M12-io.pciex.switch.fe - Fatal error within a PCIe switch chip

Asset ID:	1-79-2218450.1
Update Date:	2017-08-14
Keywords:

Solution Type Predictive Self-Healing Sure

Solution 2218450.1 : M12-io.pciex.switch.fe - Fatal error within a PCIe switch chip

Applies to:

Fujitsu SPARC M12-2
Fujitsu SPARC M12-2S
Fujitsu SPARC M12-1
SPARC

Purpose

Provide additional information for message ID: M12-io.pciex.switch.fe

Fujitsu fault codes:

0200242d, 0200242e, 0200242f, 02002430, 02002434, 02002436,
02002437

Details

Type

: Hardware Fault; io.pciex.switch.fe

Severity

: Minor

Description

: Fault due to a fatal error within a PCIe switch chip.

Automated Response

: If the fault is detected by Power On Self Test (POST), then no immediate action is taken. Otherwise, the domain using the related portion of PCIe switch chip is reset.; For M12-2/2S systems with 2CPU chip installed in a box, one PCIe switch chip will be shared by 2 IOC (root complexes). Therefore, in case one entire PCIe switch chip is failed, the failure can be visible from 2 IOC’s. On the other hand, when specific portion of a PCIe switch failed, such as upper port of a PCIe switch chip connecting between the IOC and the PCIe switch chip failed, one of 2 IOC’s, sharing this PCIe switch chip, will face the failure.

Impact

: All the IO behind the PCIe switch chip is deconfigured.; The fault information for this fault is not stored in the FMA resource cache, nor is it stored on the XSCF's persistent storage. Instead, the fault information is stored only in the hardware descriptor (HWD) of the domain that the device belongs to. The HWD itself is cleared of all information about faulty devices when the domain is powered down (this includes platform resets and platform power-downs). The HWD information about this device being faulty is also cleared when a hot-plug operation is performed on the faulty PCIe card from within Solaris running on the domain. However, even though the fault information is not stored in the FMA resource cache or XSCF persistent storage, the fault occurrence is logged in the relevant error logs and fault logs.

Indicted Hardware

For M12-1 systems, the MBU is marked for replacement.

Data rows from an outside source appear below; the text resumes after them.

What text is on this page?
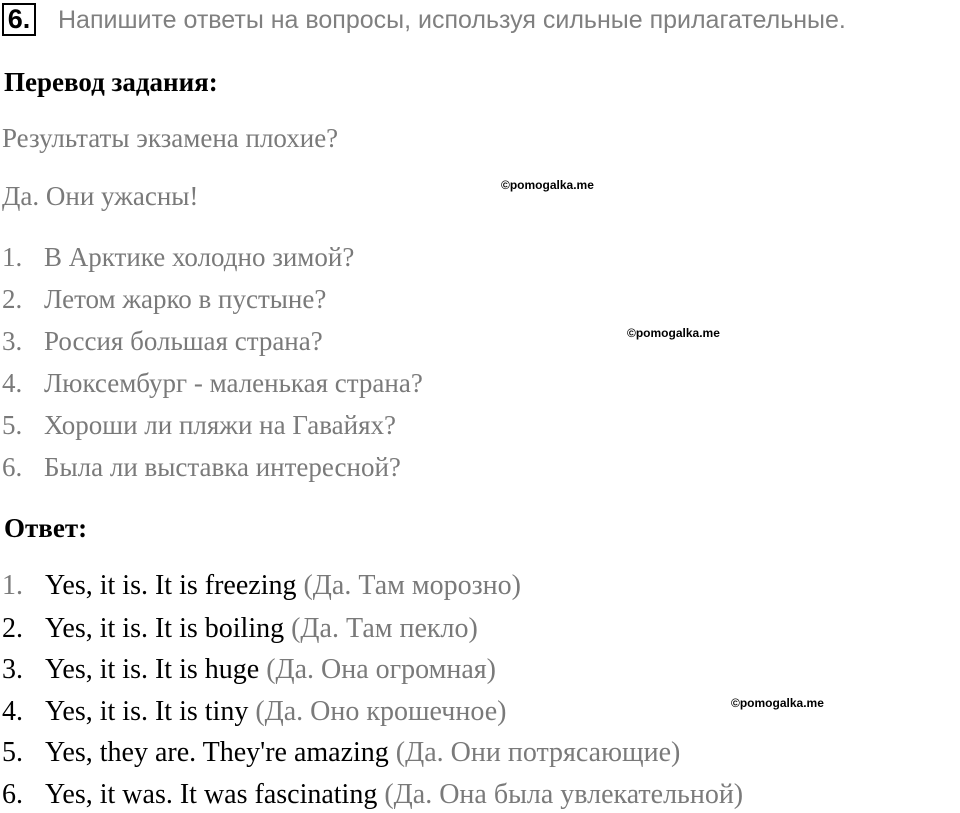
6. Напишите ответы на вопросы, используя сильные прилагательные.
Перевод задания:
Результаты экзамена плохие?
Да. Они ужасны!	©pomogalka.me
1. В Арктике холодно зимой?
2. Летом жарко в пустыне?
3. Россия большая страна?
4. Люксембург - маленькая страна?
5. Хороши ли пляжи на Гавайях?
6. Была ли выставка интересной?
©pomogalka.me
Ответ:
1. Yes, it is. It is freezing (Да. Там морозно)
2. Yes, it is. It is boiling (Да. Там пекло)
3. Yes, it is. It is huge (Да. Она огромная)
4. Yes, it is. It is tiny (Да. Оно крошечное)
5. Yes, they are. They're amazing (Да. Они потрясающие)
6. Yes, it was. It was fascinating (Да. Она была увлекательной)
©pomogalka.me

For M12-2/M12-2S systems, this error could be due to an unseated or mis seated pci cable between the cmul and cmuu. If the error occurred immediately after a maintenance the initial action plan should be to check the pci cables.
For M12-2/M12-2S systems, the CMUL is marked for replacement.
For PCI-Box, the Linkcard is marked for replacement.

If the fault was detected while running POST, such events are listed in the following categories:
- fe-linkup-err: 0200242d The PCIe linkup process failed
- fe-linkup-disconnect-err: 0200242e, 02002437 The link disconnect that occurs during the POST linkup linkup process failed
- fe-no-access: 0200242f The PCIe device was not accessible
- fe-linkup-tlu-ue: 02002430 The TLU UE (Uncorrectable Error) status was not zero during the PCIe linkup process;
- fe-reg-cmp-err: 020002434, 02002436 An error is detected by writing to an register in PCIe switch chip and not getting the expected result when reading back

For M12-1 systems:

If this is PCIe switch chip 0, then built-in disks, built-in USB i/f, built-in GbE port#0 and #1, and the first PCIe slot are deconfigured. If this is PCIe switch chip 1, then built-in GbE port#2 and #3, the second and third PCIe slots are deconfigured.

For M12-2/2S systems

If the fault was detected on PCIe switch chip 0 on CMUL, then the first and second PCIe slots and the built-in IO behind the PCIe switch chip is deconfigured (built-in SAS chip#0, and built-in USB i/f.).
If the fault was detected on PCIe switch chip 1, then the third, fourth and ninth PCIe slots and onboard 10GbE#0 are deconfigured.
If the fault was detected on PCIe switch chip 2, then SAS chip#1 and the fifth, sixth and (if it’s M12-2) tenth PCIe slots are deconfigured.
If the fault was detected on PCIe switch chip 3, then the 10GbE#1 and the seventh and (if it’s M12-2) eighth, and eleventh PCIe slots are deconfigured.
If the fault was detected on a PCIe switch chip on a Linkcard, then all the slots behind the PCIe switch chip are deconfigured. On the other word, all the PCIe slots in the PCI expansion box connected via this Linkcard are deconfigured.

For PCI-Box:

If the fault was detected on a PCIe switch chip on a Linkcard, then all the slots behind the PCIe switch chip are deconfigured i.e. all the PCIe slots in the PCI expansion box connected via this Linkcard are deconfigured.

Note: For PCI-Box, PCIe switches on the link board and IOB are not tested by POST. They are tested by PCI expansion box firmware instead.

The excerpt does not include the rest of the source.